Trump Administration rolls back environmental regulations because the White House “prefers warmer temperatures”

Last Thursday, the Talon had the privilege of attending a press conference with White House Press Secretary Sean Spicer. One of the pressing questions I had for the fiery man pertained to the Trump Administration’s recent choice to cut regulations on businesses with regards to their concern for the environment. The White House has said the repeal of the Obama-era terms will stem job growth and promote further domestic industrialization.

When posing the question, I made sure to cite the irrefutable proof that climate change is real and with another one of the world powers neglecting to recognize this fact, the planet’s environmental welfare is sure to spiral into disrepair. Expecting him to denounce scientific validation backed by years of research, I was shocked by his response in saying “We just want it to be warm outside.”

Spicer referenced the Administrations advanced age stating that men like Jeff Sessions would be far more comfortable in February if they only needed “a light wind-breaker or something.” Following this comment, Spicer impersonated another journalist inquiring about Trump’s frequent visits to his Mar-a-Lago golf club and refuted that “President Trump wouldn’t have to go all the way to Florida if D.C. wasn’t so cold. He could play golf right at the White House.”

Recognizing that this short-sighted decision by the President could be detrimental to the natural world, I asked the Press Secretary if he was aware that the warming temperature trends would melt polar ice caps, raise sea levels significantly, and displace the billions of people who live in coastal population centers.

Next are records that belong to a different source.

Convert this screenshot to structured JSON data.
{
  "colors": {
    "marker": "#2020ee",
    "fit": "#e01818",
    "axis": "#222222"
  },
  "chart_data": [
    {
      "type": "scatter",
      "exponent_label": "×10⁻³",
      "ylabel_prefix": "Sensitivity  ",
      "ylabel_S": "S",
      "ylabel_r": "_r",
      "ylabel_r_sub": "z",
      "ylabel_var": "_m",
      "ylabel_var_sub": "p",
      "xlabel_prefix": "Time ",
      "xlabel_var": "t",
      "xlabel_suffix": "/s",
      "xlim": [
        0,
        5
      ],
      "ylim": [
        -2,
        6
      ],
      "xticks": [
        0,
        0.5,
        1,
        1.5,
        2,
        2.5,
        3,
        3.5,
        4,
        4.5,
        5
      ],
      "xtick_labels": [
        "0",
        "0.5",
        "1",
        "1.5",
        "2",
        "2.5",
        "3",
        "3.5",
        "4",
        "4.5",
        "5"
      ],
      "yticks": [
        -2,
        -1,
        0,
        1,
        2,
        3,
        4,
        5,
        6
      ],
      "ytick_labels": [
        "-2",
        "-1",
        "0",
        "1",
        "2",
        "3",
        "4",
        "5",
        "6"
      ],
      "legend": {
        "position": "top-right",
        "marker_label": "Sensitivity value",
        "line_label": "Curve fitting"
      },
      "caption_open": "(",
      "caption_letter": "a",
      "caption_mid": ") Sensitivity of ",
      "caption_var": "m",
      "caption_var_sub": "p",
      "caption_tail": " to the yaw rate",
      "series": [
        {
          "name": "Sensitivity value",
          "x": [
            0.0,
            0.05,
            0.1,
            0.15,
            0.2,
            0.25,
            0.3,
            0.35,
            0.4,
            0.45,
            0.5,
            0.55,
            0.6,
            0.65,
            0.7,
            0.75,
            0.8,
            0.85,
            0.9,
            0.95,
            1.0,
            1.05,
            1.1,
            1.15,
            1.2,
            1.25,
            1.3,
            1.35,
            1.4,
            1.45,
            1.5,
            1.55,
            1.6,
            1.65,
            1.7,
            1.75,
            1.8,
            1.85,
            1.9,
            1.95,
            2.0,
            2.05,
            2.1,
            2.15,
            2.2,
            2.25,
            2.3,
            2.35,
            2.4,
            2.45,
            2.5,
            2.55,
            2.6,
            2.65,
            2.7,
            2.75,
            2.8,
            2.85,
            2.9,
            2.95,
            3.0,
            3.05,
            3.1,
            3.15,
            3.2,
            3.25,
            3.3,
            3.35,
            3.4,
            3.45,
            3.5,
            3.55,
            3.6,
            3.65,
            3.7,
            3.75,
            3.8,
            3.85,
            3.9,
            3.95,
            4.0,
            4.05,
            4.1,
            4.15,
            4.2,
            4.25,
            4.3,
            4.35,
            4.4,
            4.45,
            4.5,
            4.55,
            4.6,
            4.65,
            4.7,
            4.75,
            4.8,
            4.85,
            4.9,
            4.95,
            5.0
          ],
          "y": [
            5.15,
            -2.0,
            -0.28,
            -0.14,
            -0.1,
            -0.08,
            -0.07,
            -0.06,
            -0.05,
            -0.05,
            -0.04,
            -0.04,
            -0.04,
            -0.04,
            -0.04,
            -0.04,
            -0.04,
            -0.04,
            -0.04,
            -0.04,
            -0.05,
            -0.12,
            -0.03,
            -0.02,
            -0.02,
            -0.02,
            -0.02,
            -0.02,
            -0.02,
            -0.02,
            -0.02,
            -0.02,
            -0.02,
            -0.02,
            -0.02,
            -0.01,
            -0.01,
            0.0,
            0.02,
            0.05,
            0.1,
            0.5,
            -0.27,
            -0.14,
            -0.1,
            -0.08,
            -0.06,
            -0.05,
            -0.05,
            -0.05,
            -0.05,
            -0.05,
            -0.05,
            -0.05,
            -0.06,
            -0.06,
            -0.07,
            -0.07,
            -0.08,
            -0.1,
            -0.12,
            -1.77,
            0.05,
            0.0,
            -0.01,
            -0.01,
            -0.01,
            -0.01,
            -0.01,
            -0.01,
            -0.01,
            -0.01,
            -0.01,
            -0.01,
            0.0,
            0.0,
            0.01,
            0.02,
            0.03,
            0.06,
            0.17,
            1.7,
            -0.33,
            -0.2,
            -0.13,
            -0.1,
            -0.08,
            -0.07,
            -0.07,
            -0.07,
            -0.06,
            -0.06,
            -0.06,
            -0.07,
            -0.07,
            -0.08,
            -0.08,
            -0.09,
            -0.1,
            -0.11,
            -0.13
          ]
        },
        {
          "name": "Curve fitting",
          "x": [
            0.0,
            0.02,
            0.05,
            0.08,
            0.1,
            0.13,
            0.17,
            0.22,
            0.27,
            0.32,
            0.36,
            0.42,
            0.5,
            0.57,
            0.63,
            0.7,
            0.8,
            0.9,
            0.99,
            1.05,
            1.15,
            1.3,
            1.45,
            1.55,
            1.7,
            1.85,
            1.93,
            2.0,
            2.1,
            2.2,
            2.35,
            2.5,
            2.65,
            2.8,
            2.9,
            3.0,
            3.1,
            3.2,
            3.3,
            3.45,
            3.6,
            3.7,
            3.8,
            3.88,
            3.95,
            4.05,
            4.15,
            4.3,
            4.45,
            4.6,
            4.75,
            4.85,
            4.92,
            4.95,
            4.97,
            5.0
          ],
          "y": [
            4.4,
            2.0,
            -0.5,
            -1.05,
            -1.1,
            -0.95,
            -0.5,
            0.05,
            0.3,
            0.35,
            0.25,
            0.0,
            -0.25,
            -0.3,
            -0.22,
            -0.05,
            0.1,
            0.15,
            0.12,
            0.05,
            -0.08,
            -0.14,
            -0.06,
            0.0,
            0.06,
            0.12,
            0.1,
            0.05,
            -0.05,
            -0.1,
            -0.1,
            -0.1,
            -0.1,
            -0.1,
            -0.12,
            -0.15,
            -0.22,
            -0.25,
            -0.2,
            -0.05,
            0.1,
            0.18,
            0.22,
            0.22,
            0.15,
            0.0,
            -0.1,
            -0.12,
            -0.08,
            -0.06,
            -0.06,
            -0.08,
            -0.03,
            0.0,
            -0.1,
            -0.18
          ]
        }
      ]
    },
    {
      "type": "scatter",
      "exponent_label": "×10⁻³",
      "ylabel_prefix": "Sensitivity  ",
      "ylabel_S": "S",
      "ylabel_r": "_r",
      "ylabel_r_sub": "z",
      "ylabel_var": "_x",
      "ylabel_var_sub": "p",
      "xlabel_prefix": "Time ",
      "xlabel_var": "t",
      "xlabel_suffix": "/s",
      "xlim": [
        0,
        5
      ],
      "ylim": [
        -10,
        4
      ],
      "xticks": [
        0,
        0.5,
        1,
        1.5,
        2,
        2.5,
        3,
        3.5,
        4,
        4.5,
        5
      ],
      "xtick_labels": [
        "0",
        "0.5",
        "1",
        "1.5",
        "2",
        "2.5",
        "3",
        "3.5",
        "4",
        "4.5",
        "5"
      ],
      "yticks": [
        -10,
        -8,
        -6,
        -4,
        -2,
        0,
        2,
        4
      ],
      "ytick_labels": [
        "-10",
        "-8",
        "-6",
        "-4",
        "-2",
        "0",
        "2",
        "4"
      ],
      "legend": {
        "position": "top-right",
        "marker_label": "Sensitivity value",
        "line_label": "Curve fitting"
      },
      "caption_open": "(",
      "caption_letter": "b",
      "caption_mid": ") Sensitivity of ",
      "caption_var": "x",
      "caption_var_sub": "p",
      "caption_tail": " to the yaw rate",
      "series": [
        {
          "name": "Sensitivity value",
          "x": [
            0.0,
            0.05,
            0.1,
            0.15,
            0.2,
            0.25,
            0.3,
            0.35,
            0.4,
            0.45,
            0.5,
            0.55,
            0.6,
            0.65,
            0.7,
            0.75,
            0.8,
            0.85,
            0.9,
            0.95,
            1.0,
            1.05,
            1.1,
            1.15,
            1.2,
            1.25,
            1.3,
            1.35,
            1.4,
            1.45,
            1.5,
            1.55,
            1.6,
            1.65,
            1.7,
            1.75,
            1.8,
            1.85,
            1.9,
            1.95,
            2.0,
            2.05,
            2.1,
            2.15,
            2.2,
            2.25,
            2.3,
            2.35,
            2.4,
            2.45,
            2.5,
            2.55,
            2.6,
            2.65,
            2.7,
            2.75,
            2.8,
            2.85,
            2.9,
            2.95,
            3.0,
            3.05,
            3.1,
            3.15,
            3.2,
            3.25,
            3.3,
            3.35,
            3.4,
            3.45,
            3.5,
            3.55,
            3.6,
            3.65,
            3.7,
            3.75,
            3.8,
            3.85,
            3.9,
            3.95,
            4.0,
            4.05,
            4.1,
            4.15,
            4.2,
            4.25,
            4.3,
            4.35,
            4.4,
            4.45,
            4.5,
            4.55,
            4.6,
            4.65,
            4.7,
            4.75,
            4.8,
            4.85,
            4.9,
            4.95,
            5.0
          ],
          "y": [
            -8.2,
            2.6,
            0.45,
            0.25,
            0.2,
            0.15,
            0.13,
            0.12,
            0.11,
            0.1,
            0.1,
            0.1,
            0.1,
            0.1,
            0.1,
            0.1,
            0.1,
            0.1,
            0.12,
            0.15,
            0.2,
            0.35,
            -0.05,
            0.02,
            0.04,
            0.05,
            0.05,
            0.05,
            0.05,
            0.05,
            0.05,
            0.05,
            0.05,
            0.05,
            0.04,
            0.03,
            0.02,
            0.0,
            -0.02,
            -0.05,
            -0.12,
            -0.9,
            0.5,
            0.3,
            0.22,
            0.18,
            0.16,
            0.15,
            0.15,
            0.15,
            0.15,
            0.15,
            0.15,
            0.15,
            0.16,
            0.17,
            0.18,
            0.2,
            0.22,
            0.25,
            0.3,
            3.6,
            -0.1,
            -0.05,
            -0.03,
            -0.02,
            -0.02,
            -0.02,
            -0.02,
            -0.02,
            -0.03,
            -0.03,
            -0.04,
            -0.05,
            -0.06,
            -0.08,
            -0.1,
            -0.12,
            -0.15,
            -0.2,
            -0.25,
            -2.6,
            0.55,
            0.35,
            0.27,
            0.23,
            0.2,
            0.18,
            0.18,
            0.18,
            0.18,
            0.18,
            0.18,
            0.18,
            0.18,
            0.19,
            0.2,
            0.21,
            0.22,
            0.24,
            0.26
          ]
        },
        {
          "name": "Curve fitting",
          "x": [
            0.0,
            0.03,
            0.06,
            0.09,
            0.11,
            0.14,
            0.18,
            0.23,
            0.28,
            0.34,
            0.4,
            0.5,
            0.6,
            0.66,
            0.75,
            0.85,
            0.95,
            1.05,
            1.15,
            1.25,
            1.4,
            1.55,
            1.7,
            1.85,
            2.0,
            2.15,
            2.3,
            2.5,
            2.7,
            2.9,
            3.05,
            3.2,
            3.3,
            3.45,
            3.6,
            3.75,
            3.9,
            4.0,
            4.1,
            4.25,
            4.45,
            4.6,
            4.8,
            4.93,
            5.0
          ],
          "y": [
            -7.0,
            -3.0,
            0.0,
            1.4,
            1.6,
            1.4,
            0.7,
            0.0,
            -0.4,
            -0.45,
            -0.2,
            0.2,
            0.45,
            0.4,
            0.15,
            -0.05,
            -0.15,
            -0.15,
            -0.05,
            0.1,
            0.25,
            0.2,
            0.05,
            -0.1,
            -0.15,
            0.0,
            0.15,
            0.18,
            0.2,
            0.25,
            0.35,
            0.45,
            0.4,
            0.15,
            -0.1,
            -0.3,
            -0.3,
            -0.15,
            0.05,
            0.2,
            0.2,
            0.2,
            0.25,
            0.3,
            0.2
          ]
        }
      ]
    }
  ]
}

Angered by my remark, Spicer began to raise his voice and sweat profusely. He told me that my facts were “falsehoods perpetuated by deranged men who have affairs with polar bears” and said the pro-polar bear affair agenda will cost America “65 quintillion jobs” and make the nation’s economy “lose like a googol dollars.”

The Press Secretary then inflamed his neck frills, flared his beaming, amber eyes, and rhythmically chanted “I hate polar bears!” Spicer then spit a sticky green acid on all of the journalists in the conference room.